Monday, October 8, 2012

Neolithic discovery: why Orkney is the centre of ancient Britain

Long before the Egyptians began the pyramids, Neolithic man built a vast temple complex at the top of what is now Scotland. Robin McKie visits the astonishing Ness of Brodgar

Circle of life: the Ring of Brodgar – a stone circle, or henge – is a World Heritage Site.
Photograph: Adam Stanford
Drive west from Orkney's capital, Kirkwall, and then head north on the narrow B9055 and you will reach a single stone monolith that guards the entrance to a spit of land known as the Ness of Brodgar. The promontory separates the island's two largest bodies of freshwater, the Loch of Stenness and the Loch of Harray. At their furthest edges, the lochs' peaty brown water laps against fields and hills that form a natural amphitheatre; a landscape peppered with giant rings of stone, chambered cairns, ancient villages and other archaeological riches.

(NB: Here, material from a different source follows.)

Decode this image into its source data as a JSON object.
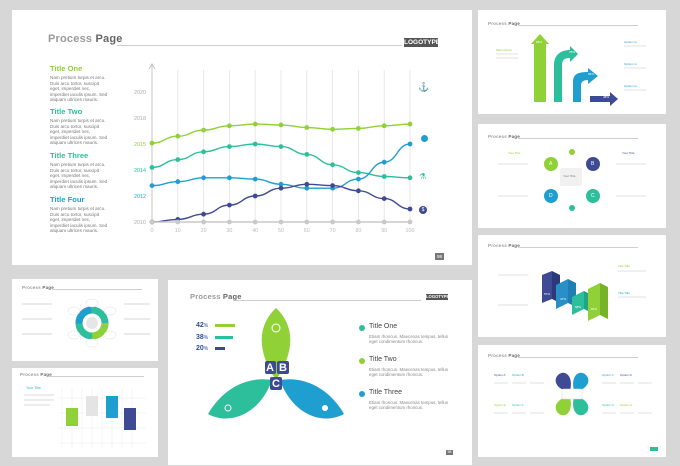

This is the heartland of the Neolithic North, a bleak, mysterious place that has made Orkney a magnet for archaeologists, historians and other researchers. For decades they have tramped the island measuring and ex- cavating its great Stone Age sites. The land was surveyed, mapped and known until a recent chance discovery revealed that for all their attention, scientists had completely overlooked a Neolithic treasure that utterly eclipses all others on Orkney – and in the rest of Europe.